Already, says Wold, both New York and California, two of the biggest markets for movie-watching, have more or less eliminated capacity restrictions on theater attendance. And this lifting of restrictions coincides with the arrival of "pent-up demand for moviegoing" among viewers who've been essentially locked out of theaters for the past year. Wold describes the slate of blockbuster movies coming out this summer as "impressive," and says the release dates for these films have "begun to stabilize in recent weeks," which should make it easier to predict the box office hauls that AMC might anticipate as the year progresses.
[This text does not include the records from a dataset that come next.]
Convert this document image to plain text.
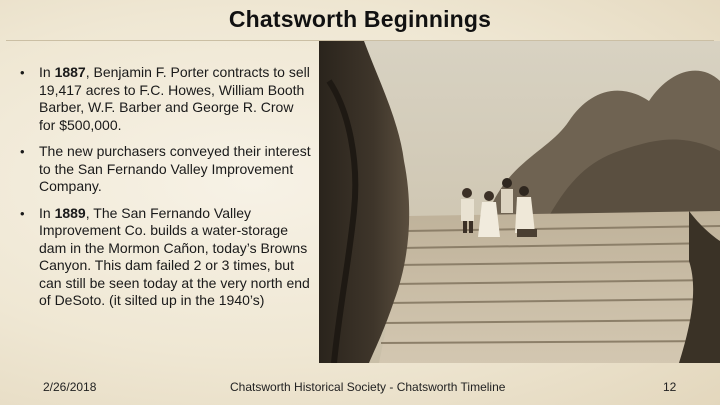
Chatsworth Beginnings
• In 1887, Benjamin F. Porter contracts to sell 19,417 acres to F.C. Howes, William Booth Barber, W.F. Barber and George R. Crow for $500,000.
• The new purchasers conveyed their interest to the San Fernando Valley Improvement Company.
• In 1889, The San Fernando Valley Improvement Co. builds a water-storage dam in the Mormon Cañon, today’s Browns Canyon. This dam failed 2 or 3 times, but can still be seen today at the very north end of DeSoto. (it silted up in the 1940’s)
2/26/2018	Chatsworth Historical Society - Chatsworth Timeline	12
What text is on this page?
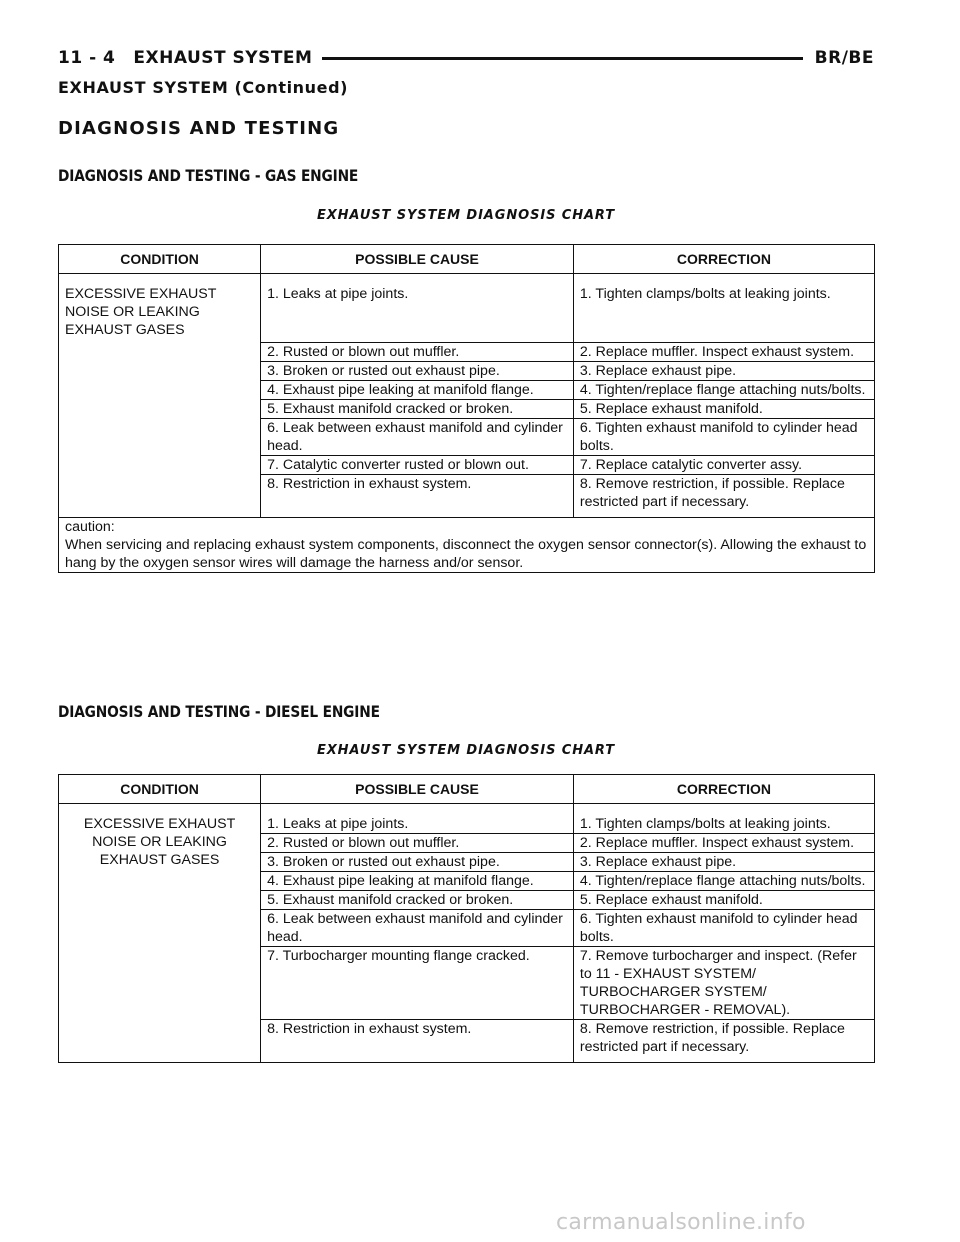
11 - 4 EXHAUST SYSTEM	BR/BE
EXHAUST SYSTEM (Continued)
DIAGNOSIS AND TESTING
DIAGNOSIS AND TESTING - GAS ENGINE
EXHAUST SYSTEM DIAGNOSIS CHART
CONDITION	POSSIBLE CAUSE	CORRECTION
EXCESSIVE EXHAUST NOISE OR LEAKING EXHAUST GASES	1. Leaks at pipe joints.	1. Tighten clamps/bolts at leaking joints.
	2. Rusted or blown out muffler.	2. Replace muffler. Inspect exhaust system.
	3. Broken or rusted out exhaust pipe.	3. Replace exhaust pipe.
	4. Exhaust pipe leaking at manifold flange.	4. Tighten/replace flange attaching nuts/bolts.
	5. Exhaust manifold cracked or broken.	5. Replace exhaust manifold.
	6. Leak between exhaust manifold and cylinder head.	6. Tighten exhaust manifold to cylinder head bolts.
	7. Catalytic converter rusted or blown out.	7. Replace catalytic converter assy.
	8. Restriction in exhaust system.	8. Remove restriction, if possible. Replace restricted part if necessary.

caution:
When servicing and replacing exhaust system components, disconnect the oxygen sensor connector(s). Allowing the exhaust to hang by the oxygen sensor wires will damage the harness and/or sensor.		
DIAGNOSIS AND TESTING - DIESEL ENGINE
EXHAUST SYSTEM DIAGNOSIS CHART
CONDITION	POSSIBLE CAUSE	CORRECTION
EXCESSIVE EXHAUST NOISE OR LEAKING EXHAUST GASES	1. Leaks at pipe joints.	1. Tighten clamps/bolts at leaking joints.
	2. Rusted or blown out muffler.	2. Replace muffler. Inspect exhaust system.
	3. Broken or rusted out exhaust pipe.	3. Replace exhaust pipe.
	4. Exhaust pipe leaking at manifold flange.	4. Tighten/replace flange attaching nuts/bolts.
	5. Exhaust manifold cracked or broken.	5. Replace exhaust manifold.
	6. Leak between exhaust manifold and cylinder head.	6. Tighten exhaust manifold to cylinder head bolts.
	7. Turbocharger mounting flange cracked.	7. Remove turbocharger and inspect. (Refer to 11 - EXHAUST SYSTEM/ TURBOCHARGER SYSTEM/ TURBOCHARGER - REMOVAL).
	8. Restriction in exhaust system.	8. Remove restriction, if possible. Replace restricted part if necessary.
carmanualsonline.info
Running the numbers, Wold estimates that U.S. box office numbers will be down 70% in Q2 2021 (relative to 2019 levels), but down only 35% in Q3 (the summer quarter), and down only 20% in Q4 (the winter quarter). In dollars and cents, the analyst says this should translate to nearly $2.5 billion in revenues this year, nearly doubling to $4.7 billion in 2022, and then growing about 15% to $5.4 billion in 2023. By that point, AMC should be almost back in the black, losing only $0.35 per share in fiscal 2023.
In contrast to Wold, the Street remains unconvinced. AMC stock has a Hold consensus rating, based on 3 Holds, 2 Sells, and only 1 Buy. The forecast is for ~49% downside, given the average price target stands at $7.13.